Kinerja Manufaktur Indonesia Terus Menurun

Indeks Kepercayaan Industri (IKI) Indonesia pada Juni 2025 masih berada di fase ekspansi dengan indeks 51,84 (indeks >50). Lebih rendah dibanding Mei 2025 (52,11) dan Juni 2024 (52,50).
Juru Bicara Kementerian Perindustrian (kemenperin) Febri Hendri Antoni Arif menyatakan, pelemahan IKI dipicu penurunan variabel produksi ke level kontraksi 46,64 (indeks <50), kendati variabel pesanan naik signifikan ke level 54,21.
Hal itu mencerminkan kehati-hatian pelaku industri merespons kenaikan permintaan melalui produk yang telah diproduksi sebelumnya, menimbang ketidakpastian yang meningkat.
“Meski IKI Juni 2025 melambat, 18 dari 23 subsektor masih berada di zona ekspansi, dengan kontribusi 18 subsektor itu terhadap PDB industri nonmigas triwulan satu 2025 mencapai 92,2 persen. Itulah kenapa manufaktur Indonesia Juni 2025 masih ekspansif,” kata Febri melalui keterangan resmi, Selasa (1/7/2025).
Tiga subsektor dengan kinerja terbaik sepanjang Juni 2025 adalah Industri Alat Angkutan Lainnya (KBLI 30), Industri Pengolahan Tembakau (KBLI 12), dan Industri Bahan Kimia serta Barang dari Bahan Kimia (KBLI 20).
“Meskipun industri pengolahan tembakau dalam fase ekspansi dan masuk tiga subsektor dengan nilai IKI terbesar, variabel produksinya mengalami kontraksi,” jelas Febri.
Beberapa faktor yang mempengaruhinya dalah penerapan cukai yang cukup tinggi sehingga mendorong maraknya rokok ilegal, adanya aturan terkait penyeragaman kemasan rokok (plain packaging) yang membuat beberapa produsen memilih wait and see, serta kekhawatiran konflik di Timur Tengah yang mengganggu logistik.
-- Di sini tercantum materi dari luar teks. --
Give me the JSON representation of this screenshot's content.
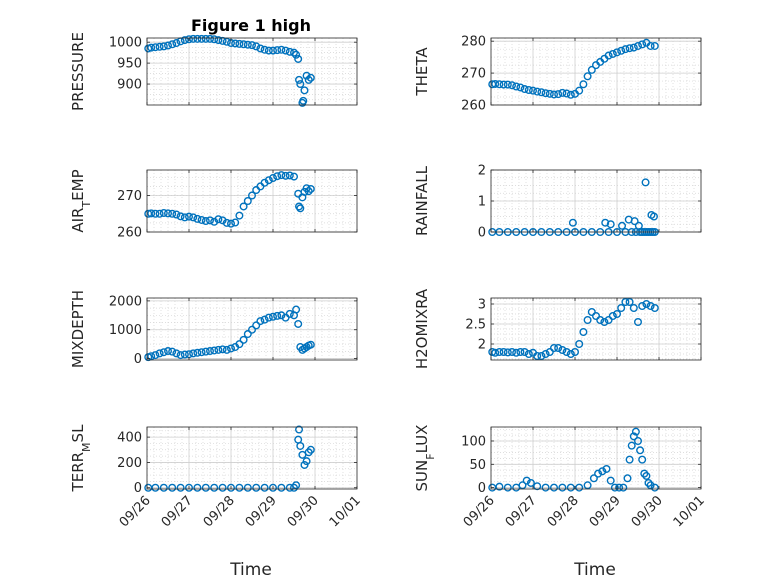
{
  "figure": {
    "title": "Figure 1 high",
    "x_ticks": [
      "09/26",
      "09/27",
      "09/28",
      "09/29",
      "09/30",
      "10/01"
    ],
    "xlabel": "Time",
    "marker_color": "#0072BD"
  },
  "chart_data": [
    {
      "type": "scatter",
      "ylabel": "PRESSURE",
      "ylim": [
        850,
        1010
      ],
      "yticks": [
        900,
        950,
        1000
      ],
      "xlim": [
        0,
        5
      ],
      "grid": true,
      "x": [
        0.03,
        0.1,
        0.2,
        0.3,
        0.4,
        0.5,
        0.6,
        0.7,
        0.8,
        0.9,
        1.0,
        1.1,
        1.2,
        1.3,
        1.4,
        1.5,
        1.6,
        1.7,
        1.8,
        1.9,
        2.0,
        2.1,
        2.2,
        2.3,
        2.4,
        2.5,
        2.6,
        2.7,
        2.8,
        2.9,
        3.0,
        3.1,
        3.2,
        3.3,
        3.4,
        3.5,
        3.55,
        3.6,
        3.62,
        3.65,
        3.7,
        3.72,
        3.75,
        3.8,
        3.85,
        3.9
      ],
      "y": [
        985,
        987,
        988,
        989,
        990,
        992,
        995,
        998,
        1002,
        1005,
        1007,
        1008,
        1008,
        1008,
        1008,
        1008,
        1007,
        1005,
        1003,
        1001,
        998,
        997,
        996,
        995,
        994,
        993,
        990,
        985,
        982,
        980,
        980,
        981,
        982,
        980,
        977,
        975,
        970,
        960,
        910,
        900,
        855,
        860,
        885,
        920,
        910,
        915
      ]
    },
    {
      "type": "scatter",
      "ylabel": "THETA",
      "ylim": [
        260,
        281
      ],
      "yticks": [
        260,
        270,
        280
      ],
      "xlim": [
        0,
        5
      ],
      "grid": true,
      "x": [
        0.03,
        0.1,
        0.2,
        0.3,
        0.4,
        0.5,
        0.6,
        0.7,
        0.8,
        0.9,
        1.0,
        1.1,
        1.2,
        1.3,
        1.4,
        1.5,
        1.6,
        1.7,
        1.8,
        1.9,
        2.0,
        2.1,
        2.2,
        2.3,
        2.4,
        2.5,
        2.6,
        2.7,
        2.8,
        2.9,
        3.0,
        3.1,
        3.2,
        3.3,
        3.4,
        3.5,
        3.6,
        3.7,
        3.8,
        3.9
      ],
      "y": [
        266.5,
        266.6,
        266.5,
        266.4,
        266.4,
        266.2,
        265.8,
        265.5,
        265,
        264.7,
        264.5,
        264.2,
        264,
        263.7,
        263.5,
        263.3,
        263.4,
        263.8,
        263.6,
        263.2,
        263.5,
        264.5,
        266.5,
        269,
        271,
        272.5,
        273.5,
        274.5,
        275.5,
        276,
        276.5,
        277,
        277.5,
        277.8,
        278,
        278.5,
        279,
        279.5,
        278.5,
        278.5
      ]
    },
    {
      "type": "scatter",
      "ylabel": "AIR_TEMP",
      "ylim": [
        260,
        277
      ],
      "yticks": [
        260,
        270
      ],
      "xlim": [
        0,
        5
      ],
      "grid": true,
      "x": [
        0.03,
        0.1,
        0.2,
        0.3,
        0.4,
        0.5,
        0.6,
        0.7,
        0.8,
        0.9,
        1.0,
        1.1,
        1.2,
        1.3,
        1.4,
        1.5,
        1.6,
        1.7,
        1.8,
        1.9,
        2.0,
        2.1,
        2.2,
        2.3,
        2.4,
        2.5,
        2.6,
        2.7,
        2.8,
        2.9,
        3.0,
        3.1,
        3.2,
        3.3,
        3.4,
        3.5,
        3.6,
        3.62,
        3.65,
        3.7,
        3.75,
        3.8,
        3.85,
        3.9
      ],
      "y": [
        265,
        265.1,
        265,
        265,
        265.2,
        265.1,
        265,
        264.8,
        264.3,
        264,
        264.2,
        264,
        263.6,
        263.3,
        263,
        263.2,
        262.8,
        263.5,
        263.2,
        262.5,
        262.3,
        262.6,
        264.5,
        267,
        268.5,
        270,
        271.5,
        272.5,
        273.5,
        274.2,
        274.8,
        275.3,
        275.6,
        275.4,
        275.5,
        275.2,
        270.5,
        267,
        266.5,
        269.5,
        271,
        272,
        271.2,
        271.8
      ]
    },
    {
      "type": "scatter",
      "ylabel": "RAINFALL",
      "ylim": [
        0,
        2
      ],
      "yticks": [
        0,
        1,
        2
      ],
      "xlim": [
        0,
        5
      ],
      "grid": true,
      "x": [
        0.03,
        0.2,
        0.4,
        0.6,
        0.8,
        1.0,
        1.2,
        1.4,
        1.6,
        1.8,
        2.0,
        2.2,
        2.4,
        2.6,
        2.8,
        3.0,
        3.2,
        3.35,
        3.45,
        3.55,
        3.6,
        3.65,
        3.7,
        3.75,
        3.8,
        3.85,
        3.9,
        1.95,
        2.72,
        2.85,
        3.12,
        3.28,
        3.42,
        3.52,
        3.68,
        3.82,
        3.88
      ],
      "y": [
        0,
        0,
        0,
        0,
        0,
        0,
        0,
        0,
        0,
        0,
        0,
        0,
        0,
        0,
        0,
        0,
        0,
        0,
        0,
        0,
        0,
        0,
        0,
        0,
        0,
        0,
        0,
        0.3,
        0.3,
        0.25,
        0.2,
        0.4,
        0.35,
        0.2,
        1.6,
        0.55,
        0.5
      ]
    },
    {
      "type": "scatter",
      "ylabel": "MIXDEPTH",
      "ylim": [
        -50,
        2100
      ],
      "yticks": [
        0,
        1000,
        2000
      ],
      "xlim": [
        0,
        5
      ],
      "grid": true,
      "x": [
        0.03,
        0.1,
        0.2,
        0.3,
        0.4,
        0.5,
        0.6,
        0.7,
        0.8,
        0.9,
        1.0,
        1.1,
        1.2,
        1.3,
        1.4,
        1.5,
        1.6,
        1.7,
        1.8,
        1.9,
        2.0,
        2.1,
        2.2,
        2.3,
        2.4,
        2.5,
        2.6,
        2.7,
        2.8,
        2.9,
        3.0,
        3.1,
        3.2,
        3.3,
        3.4,
        3.5,
        3.55,
        3.6,
        3.65,
        3.7,
        3.75,
        3.8,
        3.85,
        3.9
      ],
      "y": [
        50,
        80,
        120,
        180,
        220,
        260,
        240,
        180,
        120,
        140,
        150,
        180,
        200,
        220,
        240,
        260,
        280,
        300,
        320,
        300,
        350,
        400,
        500,
        650,
        850,
        1000,
        1150,
        1300,
        1350,
        1420,
        1450,
        1480,
        1500,
        1420,
        1550,
        1500,
        1700,
        1200,
        400,
        300,
        350,
        400,
        450,
        480
      ]
    },
    {
      "type": "scatter",
      "ylabel": "H2OMIXRA",
      "ylim": [
        1.6,
        3.15
      ],
      "yticks": [
        2,
        2.5,
        3
      ],
      "xlim": [
        0,
        5
      ],
      "grid": true,
      "x": [
        0.03,
        0.1,
        0.2,
        0.3,
        0.4,
        0.5,
        0.6,
        0.7,
        0.8,
        0.9,
        1.0,
        1.1,
        1.2,
        1.3,
        1.4,
        1.5,
        1.6,
        1.7,
        1.8,
        1.9,
        2.0,
        2.1,
        2.2,
        2.3,
        2.4,
        2.5,
        2.6,
        2.7,
        2.8,
        2.9,
        3.0,
        3.1,
        3.2,
        3.3,
        3.4,
        3.5,
        3.6,
        3.7,
        3.8,
        3.9
      ],
      "y": [
        1.8,
        1.78,
        1.8,
        1.8,
        1.79,
        1.8,
        1.78,
        1.8,
        1.8,
        1.75,
        1.78,
        1.7,
        1.7,
        1.75,
        1.8,
        1.9,
        1.9,
        1.85,
        1.8,
        1.75,
        1.8,
        2.0,
        2.3,
        2.6,
        2.8,
        2.7,
        2.6,
        2.55,
        2.6,
        2.7,
        2.75,
        2.9,
        3.05,
        3.05,
        2.9,
        2.55,
        2.95,
        3.0,
        2.95,
        2.9
      ]
    },
    {
      "type": "scatter",
      "ylabel": "TERR_MSL",
      "ylim": [
        -10,
        480
      ],
      "yticks": [
        0,
        200,
        400
      ],
      "xlim": [
        0,
        5
      ],
      "grid": true,
      "x": [
        0.03,
        0.2,
        0.4,
        0.6,
        0.8,
        1.0,
        1.2,
        1.4,
        1.6,
        1.8,
        2.0,
        2.2,
        2.4,
        2.6,
        2.8,
        3.0,
        3.2,
        3.4,
        3.5,
        3.55,
        3.6,
        3.62,
        3.65,
        3.7,
        3.75,
        3.8,
        3.85,
        3.9
      ],
      "y": [
        0,
        0,
        0,
        0,
        0,
        0,
        0,
        0,
        0,
        0,
        0,
        0,
        0,
        0,
        0,
        0,
        0,
        0,
        0,
        20,
        380,
        460,
        330,
        260,
        180,
        210,
        280,
        300
      ]
    },
    {
      "type": "scatter",
      "ylabel": "SUN_FLUX",
      "ylim": [
        -3,
        130
      ],
      "yticks": [
        0,
        50,
        100
      ],
      "xlim": [
        0,
        5
      ],
      "grid": true,
      "x": [
        0.03,
        0.2,
        0.4,
        0.6,
        0.75,
        0.85,
        0.95,
        1.1,
        1.3,
        1.5,
        1.7,
        1.9,
        2.1,
        2.3,
        2.45,
        2.55,
        2.65,
        2.75,
        2.85,
        2.95,
        3.05,
        3.15,
        3.25,
        3.3,
        3.35,
        3.4,
        3.45,
        3.5,
        3.55,
        3.6,
        3.65,
        3.7,
        3.75,
        3.8,
        3.9
      ],
      "y": [
        0,
        2,
        0,
        0,
        5,
        15,
        10,
        3,
        0,
        0,
        0,
        0,
        0,
        5,
        20,
        30,
        35,
        40,
        15,
        0,
        0,
        0,
        20,
        60,
        90,
        110,
        120,
        100,
        80,
        60,
        30,
        25,
        10,
        5,
        0
      ]
    }
  ]
}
Sementara lima subsektor mengalami kontraksi, akibat melemahnya permintaan dalam dan luar negeri. Yaitu, Industri Kulit, Barang dari Kulit dan Alas Kaki (KBLI 15), Industri Komputer, Barang Elektronik dan Optik (KBLI 26), Industri Peralatan Listrik (KBLI 27), Industri Mesin dan Perlengkapan YTDL (KBLI 28), dan Reparasi dan Pemasangan Mesin dan Peralatan (KBLI 33).
Kontraksi subsektor alas kaki antara lain akibat merosotnya permintaan ekspor, dari USD809,14 juta (Maret) menjadi USD634,88 juta (April), turun 21,54 persen. Pelemahan ekspor terjadi hampir merata, termasuk ke Amerika Serikat yang menurun hingga 21,51 persen.
“Walaupun begitu, subsektor ini tetap mencatat lonjakan investasi dari Rp2,29 triliun menjadi Rp7,03 triliun pada triwulan satu 2025 dengan utilisasi produksi masih tinggi,” papar Febri.
Baca juga: Pesanan Baru Mei 2025 Meningkat Lagi, Kepercayaan Industri Kembali Naik
IKI sektor industri berorientasi ekspor tercatat sebesar 52,19 (turun 0,14 poin dari Mei), dan sektor domestik 51,32 (turun 0,50 poin), dipengaruhi oleh ketidakpastian global seperti kebijakan tarif AS yang mengganggu rantai pasok, serta kenaikan harga energi dunia terutama harga gas akibat peningkatan eskalasi konflik di Timur Tengah.
Meskipun IKI terus menurun, keyakinan pelaku industri terhadap prospek usaha dalam enam bulan ke depan masih cukup terjaga.
Ditunjukkan oleh tingkat optimisme yang mencapai 65,8 persen dan yang pesimis hanya 9,0 persen. Namun, optimisme pelaku usaha itu terus menurun sejak November 2024 yang tercatat 73,4 persen. Terutama karena eskalasi konflik di Timur Tengah, yang membuat pelaku industri khawatir terhadap lonjakan harga energi dan biaya logistik.
Secara keseluruhan, mayoritas pelaku industri mencatat perbaikan atau stabilitas usaha pada Juni 2025. Sebanyak 32,1 persen menyatakan kondisi usahanya membaik (naik dari 28,9 persen bulan sebelumnya), 45,1 persen menyatakan stabil, dan 22,8 persen menyatakan penurunan kondisi usaha dibanding 25,7 persen pada Mei.